Kamis 04 Apr 2019 06:24 WIB

Penyerapan Gabah Terkendala Mesin Pengering

Mayoritas penggilingan padi berskala kecil dan memiliki keterbatasan mesin pengering

Rep: Dedy Darmawan Nasution/ Red: Nidia Zuraya
Petani sedang memilah-milah gabah.
Foto: Humas Kementran.
Petani sedang memilah-milah gabah.

EKBIS.CO, JAKARTA – Persatuan Penggilingan Padi dan Perngusaha Beras (Perpadi) menyatakan, musim panen raya padi pertama tahun ini bersamaan dengan masih berlangsungnya musim hujan. Kondisi itu, membuat kondisi gabah dipanen dalam keadaan basah.

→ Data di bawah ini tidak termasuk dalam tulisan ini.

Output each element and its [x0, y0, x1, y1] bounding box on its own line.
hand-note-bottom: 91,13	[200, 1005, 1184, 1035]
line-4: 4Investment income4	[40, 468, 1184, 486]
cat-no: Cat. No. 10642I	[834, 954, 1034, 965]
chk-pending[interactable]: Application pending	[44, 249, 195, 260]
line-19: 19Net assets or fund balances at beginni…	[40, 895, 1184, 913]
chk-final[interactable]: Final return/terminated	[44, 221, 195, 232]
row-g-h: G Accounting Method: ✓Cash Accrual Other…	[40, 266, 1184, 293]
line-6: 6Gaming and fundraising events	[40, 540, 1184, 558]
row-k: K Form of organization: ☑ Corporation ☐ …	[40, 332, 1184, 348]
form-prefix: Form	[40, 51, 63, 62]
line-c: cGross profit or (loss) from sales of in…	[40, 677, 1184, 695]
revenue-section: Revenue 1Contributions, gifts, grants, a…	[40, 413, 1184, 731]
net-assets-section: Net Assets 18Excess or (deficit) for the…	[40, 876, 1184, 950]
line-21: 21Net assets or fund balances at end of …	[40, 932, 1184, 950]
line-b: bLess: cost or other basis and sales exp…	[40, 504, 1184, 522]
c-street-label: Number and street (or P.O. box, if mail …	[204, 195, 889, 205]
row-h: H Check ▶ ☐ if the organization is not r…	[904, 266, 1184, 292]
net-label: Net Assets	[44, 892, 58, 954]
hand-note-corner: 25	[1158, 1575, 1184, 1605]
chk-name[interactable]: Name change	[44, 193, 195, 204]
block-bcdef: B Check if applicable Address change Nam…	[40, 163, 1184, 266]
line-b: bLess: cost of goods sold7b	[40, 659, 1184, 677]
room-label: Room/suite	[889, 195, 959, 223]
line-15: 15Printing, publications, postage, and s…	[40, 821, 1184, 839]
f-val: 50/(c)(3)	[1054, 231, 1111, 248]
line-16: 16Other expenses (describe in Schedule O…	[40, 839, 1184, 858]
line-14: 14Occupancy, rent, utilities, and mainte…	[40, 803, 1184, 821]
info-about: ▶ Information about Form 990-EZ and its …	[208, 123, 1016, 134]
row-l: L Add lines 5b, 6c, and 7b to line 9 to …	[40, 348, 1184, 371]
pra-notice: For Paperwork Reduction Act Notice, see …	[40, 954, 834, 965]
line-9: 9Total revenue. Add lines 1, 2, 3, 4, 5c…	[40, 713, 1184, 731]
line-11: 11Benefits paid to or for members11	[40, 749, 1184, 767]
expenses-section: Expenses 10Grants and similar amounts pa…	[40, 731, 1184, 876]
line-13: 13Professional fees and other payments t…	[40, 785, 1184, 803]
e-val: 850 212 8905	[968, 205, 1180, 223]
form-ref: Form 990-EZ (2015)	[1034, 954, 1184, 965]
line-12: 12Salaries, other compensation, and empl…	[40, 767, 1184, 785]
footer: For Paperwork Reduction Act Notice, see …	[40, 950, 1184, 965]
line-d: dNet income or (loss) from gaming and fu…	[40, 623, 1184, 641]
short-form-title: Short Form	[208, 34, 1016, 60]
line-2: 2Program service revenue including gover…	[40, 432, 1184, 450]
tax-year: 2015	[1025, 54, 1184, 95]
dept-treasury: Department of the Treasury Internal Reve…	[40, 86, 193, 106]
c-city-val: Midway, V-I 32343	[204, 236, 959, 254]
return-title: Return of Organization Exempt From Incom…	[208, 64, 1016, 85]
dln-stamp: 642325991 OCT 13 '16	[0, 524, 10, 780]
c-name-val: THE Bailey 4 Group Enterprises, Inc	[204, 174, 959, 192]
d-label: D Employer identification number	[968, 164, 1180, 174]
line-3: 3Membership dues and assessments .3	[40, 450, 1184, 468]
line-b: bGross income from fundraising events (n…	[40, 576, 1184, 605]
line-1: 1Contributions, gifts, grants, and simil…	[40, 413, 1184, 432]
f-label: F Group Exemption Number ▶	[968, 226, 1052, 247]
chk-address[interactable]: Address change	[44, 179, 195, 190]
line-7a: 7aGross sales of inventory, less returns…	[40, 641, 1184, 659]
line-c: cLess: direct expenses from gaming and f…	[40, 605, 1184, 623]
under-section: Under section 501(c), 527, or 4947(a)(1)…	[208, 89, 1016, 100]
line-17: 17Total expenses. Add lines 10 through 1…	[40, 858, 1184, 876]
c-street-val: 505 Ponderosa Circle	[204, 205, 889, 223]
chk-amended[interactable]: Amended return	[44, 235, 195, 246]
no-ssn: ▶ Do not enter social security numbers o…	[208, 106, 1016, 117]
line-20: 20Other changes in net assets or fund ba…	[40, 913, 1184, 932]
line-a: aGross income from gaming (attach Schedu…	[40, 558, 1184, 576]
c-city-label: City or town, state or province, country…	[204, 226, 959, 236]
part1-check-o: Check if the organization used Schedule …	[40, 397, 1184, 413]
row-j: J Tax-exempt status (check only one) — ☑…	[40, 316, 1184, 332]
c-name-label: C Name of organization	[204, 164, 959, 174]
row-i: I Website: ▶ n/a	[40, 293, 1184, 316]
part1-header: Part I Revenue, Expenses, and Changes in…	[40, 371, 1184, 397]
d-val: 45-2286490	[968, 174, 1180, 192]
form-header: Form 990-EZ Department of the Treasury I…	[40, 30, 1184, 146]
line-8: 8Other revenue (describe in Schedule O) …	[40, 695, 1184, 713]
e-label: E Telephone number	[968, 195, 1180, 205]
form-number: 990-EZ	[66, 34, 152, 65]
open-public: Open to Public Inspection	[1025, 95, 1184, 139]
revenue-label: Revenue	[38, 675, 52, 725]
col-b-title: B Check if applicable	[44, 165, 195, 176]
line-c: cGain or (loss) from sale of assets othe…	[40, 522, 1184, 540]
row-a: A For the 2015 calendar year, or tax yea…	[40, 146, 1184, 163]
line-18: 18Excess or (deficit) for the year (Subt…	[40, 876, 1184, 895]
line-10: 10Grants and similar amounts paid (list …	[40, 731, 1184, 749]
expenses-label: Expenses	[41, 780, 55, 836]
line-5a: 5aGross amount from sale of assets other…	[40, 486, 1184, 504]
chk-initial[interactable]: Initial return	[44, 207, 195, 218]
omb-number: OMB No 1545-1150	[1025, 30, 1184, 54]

Di satu sisi, penggilingan padi yang mayoritas berskala kecil memiliki keterbatasan mesin pengering. Ketua Umum Perpadi, Sutarto Alimoeso, mengatakan, akibat keterbatasan itu, para pemilik penggilingan padi tidak dapat maksimal menyerap gabah dari petani.

Baca Juga

“Kualitas gabah rendah karena basah tapi mereka juga terbatas pengering. Keterbatasan itu pasti membuat pembelian gabah juga terbatas,” kata Sutarto kepada Republika.co.id, Rabu (4/3).

Sutarto mengatakan, mengacu data Badan Pusat Statistik (BPS) tahun 2012, jumlah perusahaan penggilingan di Indonesia sebanyak 182 ribu perusahaan. Dari jumlah itu, sebanyak 172 atau 94 persen merupakan penggilingan skala kecil. Itu sebabnya, peranan penggilingan padi kecil sangat menentukan penyerapan gabah petani.

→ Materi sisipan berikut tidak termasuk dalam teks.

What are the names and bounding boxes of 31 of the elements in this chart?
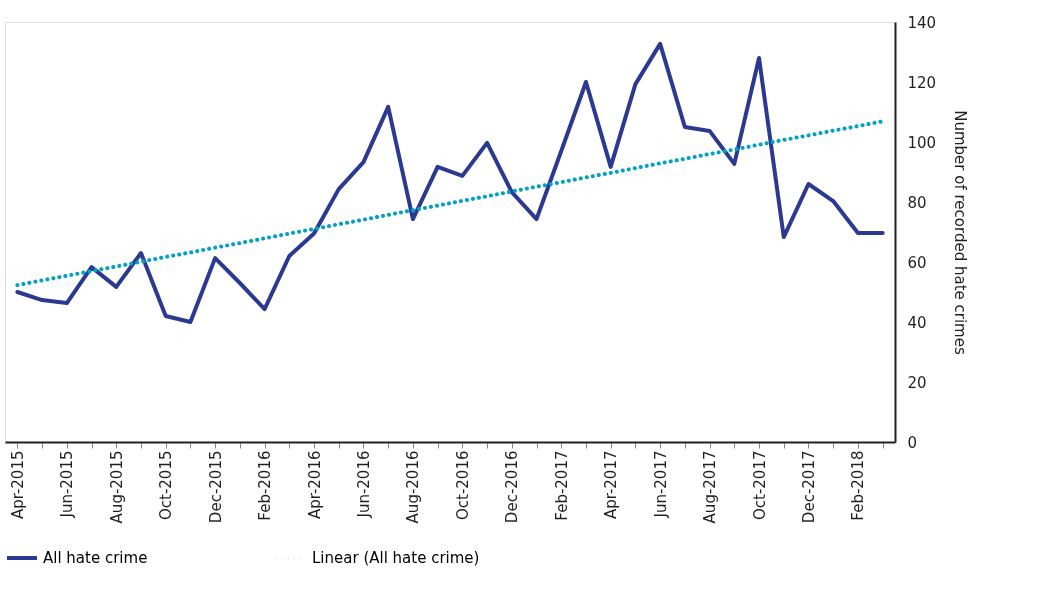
x-tick-label: Apr-2015 — [8, 450, 27, 520]
y-tick-label: 40 — [907, 313, 927, 332]
x-tick-label: Oct-2017 — [750, 450, 769, 521]
x-tick-label: Dec-2016 — [503, 450, 522, 524]
y-tick-label: 60 — [907, 253, 927, 272]
y-tick-label: 140 — [907, 13, 937, 32]
x-tick-label: Jun-2017 — [651, 450, 670, 519]
x-tick-label: Jun-2016 — [354, 450, 373, 519]
x-tick-label: Aug-2015 — [107, 450, 126, 524]
line-series — [15, 119, 885, 288]
x-tick-label: Dec-2017 — [799, 450, 818, 524]
x-tick-label: Oct-2015 — [157, 450, 176, 521]
x-tick-label: Feb-2016 — [256, 450, 275, 521]
x-tick-label: Feb-2018 — [849, 450, 868, 521]
x-tick-label: Dec-2015 — [206, 450, 225, 524]
y-tick-label: 80 — [907, 193, 927, 212]
y-tick-label: 0 — [907, 433, 918, 452]
legend-label: All hate crime — [43, 549, 148, 567]
y-tick-label: 20 — [907, 373, 927, 392]
legend-label: Linear (All hate crime) — [312, 549, 480, 567]
x-tick-label: Aug-2017 — [701, 450, 720, 524]
x-tick-label: Feb-2017 — [552, 450, 571, 521]
x-tick-label: Apr-2017 — [602, 450, 621, 520]
x-tick-label: Aug-2016 — [404, 450, 423, 524]
x-tick-label: Jun-2015 — [58, 450, 77, 519]
y-tick-label: 100 — [907, 133, 937, 152]
x-tick-label: Oct-2016 — [453, 450, 472, 521]
y-axis-title: Number of recorded hate crimes — [951, 110, 970, 355]
line-series — [15, 41, 885, 324]
x-tick-label: Apr-2016 — [305, 450, 324, 520]
y-tick-label: 120 — [907, 73, 937, 92]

Di sisi lain, Sutarto meyakini seiring berjalannya waktu jumlah penggilingan akan terus berkurang. Sebab, total kapasitas giling gabah dari 182 perusahaan itu lebih dari 200 juta ton per tahun. Sementara, produksi beras masih jauh di bawah itu.

“Sekarang ini pemerintah juga belum gencar menyerap gabah melalui Bulog. Mestinya, bulan-bulan ini sudah gencar. Kalau tidak menyerap, akan ada kelebihan pasokan dan harga pasti turun,” katanya.

Untuk harga, Sutarto mengatakan, rata-rata harga gabah kering panen (GKP) di tingkat penggilingan masih normal di angka Rp 4.000 per kilogram. Sementara, beras masih sekitar Rp 7.500 hingga Rp 8.000 per kilogram. Karena itu, Sutarto berharap agar pemerintah dapat menggencarkan penyerapan karena musim panen masih belum berakhir.

Sementara ini, menurut dia, baru Perpadi Jatim yang dapat memaksimalkan pembelian gabah petani dengan harga acuan sebesar Rp 3.700 per kg. “Kita para penggilingan juga sedang berusaha menyerap gabah selain Bulog yang ditugaskan menyerap,” ujarnya.

Di tempat terpisah, Menteri Pertanian, Andi Amran Sulaiman mengatakan, persoalan musim kemarau dan penghujan di Indonesia telah dipahami pemerintah. Oleh sebab itu, sebagai solusi jangka panjang, pemerintah setiap tahun terus melakukan pengadaan mesin pengering.

Amran mengatakan, tahun lalu pemerintah sudah menganggarkan Rp 1 triliun untuk pengadaan seribu unit mesin pengering. Tahun ini, Kementan sudah menyiapkan dana sekitar Rp 800 miliar untuk kebutuhan pengadaan 800 mesin pengering.

Koordinator Nasional Koalisi Rakyat untuk Kedaulatan Pangan (KRKP), Said Abdullah, meminta agar pemerintah tidak mengurangi konsentrasi terhadap petani menjelang puncak dari euforia tahun politik. Said menilai, konsentrasi pemerintah terhadap persoalan harga gabah yang masih terus menjadi masalah mulai kendur.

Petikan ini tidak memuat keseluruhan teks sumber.